The Jackson Hole Ski Patrol is a closely-knit group of individuals that totals 82 members; 65 men and 17 women. Their talents and expertise include obviously being expert skiers, highly trained in rescue techniques with pertinent knowledge of Emergency Medical Training. They are dedicated to the mountains and strive to make the mountain playground as safe as possible.
One of their most exciting and challenging tasks is Avalanche Control and the Reduction of Avalanche Risks. We have all heard the ominous sound of Boom, Boom, Boom reverberating about the valley in the early morning hour. Let’s take a closer look of the Patrollers duties on a powder day and what it takes to open the mountain on a timely basis. They arrive to duty very, very early in the darkness of winter. Let’s imagine the weather conditions; it’s 20 to 30 degrees below zero, the ridge top winds from the southwest are a ready 35 to 45 mph with gusts upwards of 50 to 60 mph. 15 new inches of snow is recorded at the Raymer plot at the base of Rendezvous Bowl. And the snow is falling at an inch per hour. Blizzard conditions prevail and visibility is minimal.
Within the boundaries of Rendezvous Mountain there are as many as 275 recognized avalanche paths. For the next couple of hours the entire Patrol will be dedicated to Avalanche Reduction. Their various routes are accessed via the Gondola, hiking the White Spider up the Headwall with each patroller carrying as much as 15 pounds of explosives, in one pound, 2 pound and 5 pounds increments. These explosives can be bundled together to make a 50 lb. bomb. They will wake you up.
The highest routes on the mountain are accessed from the Tram. Explosives are thrown from the Tram on the avalanche paths below. The patrollers are now spreading across the mountain bombing the avalanche paths. And let’s remember the conditions. With blinding conditions the patrollers are feeling their way across the extremely dangerous terrain.
Now let’s see what’s happening at the base of the village. Hundreds upon hundreds of skiers and boarders have been queuing up at the Tram Dock, Gondola and Teewinnot Lifts.
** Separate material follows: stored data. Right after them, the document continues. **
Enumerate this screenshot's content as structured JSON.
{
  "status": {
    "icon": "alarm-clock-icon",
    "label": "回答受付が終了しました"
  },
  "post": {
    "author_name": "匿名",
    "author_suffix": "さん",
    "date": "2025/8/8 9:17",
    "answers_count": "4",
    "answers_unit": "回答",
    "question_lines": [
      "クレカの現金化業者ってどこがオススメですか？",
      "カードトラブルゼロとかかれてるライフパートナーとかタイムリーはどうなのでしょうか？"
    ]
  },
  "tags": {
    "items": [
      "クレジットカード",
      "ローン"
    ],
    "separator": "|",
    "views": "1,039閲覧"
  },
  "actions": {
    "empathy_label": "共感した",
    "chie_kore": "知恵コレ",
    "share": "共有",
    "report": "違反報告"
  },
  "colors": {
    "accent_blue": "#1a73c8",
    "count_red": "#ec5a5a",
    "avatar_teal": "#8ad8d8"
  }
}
The fevered anticipation of a big powder day is in the air, sometimes referred as Mad Pow Disease. Skiers and boarders can be very impatient on these powder days and want to rip their favorite powder stashes as soon as possible.
It is now 9am and the Ski hosts are now informing the anxious crowd that there will be a delayed opening. Disappointment is quietly sensed and yet the knowledgeable snow enthusiasts knows the situation above is extremely hazardous. The Patrollers are literally risking their lives to open the mountain. And yes, over the course of time 3 Patrollers have sacrificed themselves in the ultimate act of Service Above Self. May we take a silence moment to recognize these dedicated Patrollers, Paul Driscoll, Tom Raymer and Big Wally.
And now may I introduce you to the recipients of today’s award being received on behalf of all the Patrollers, Mike Rheam, Director of Avalanche Safety, Tom Barlett and Jen Calder, Asst. Patrol Directors and Drew Kneeland, The Director of one of the finest and most respected Patrol units in North America and around the World. Congratulations.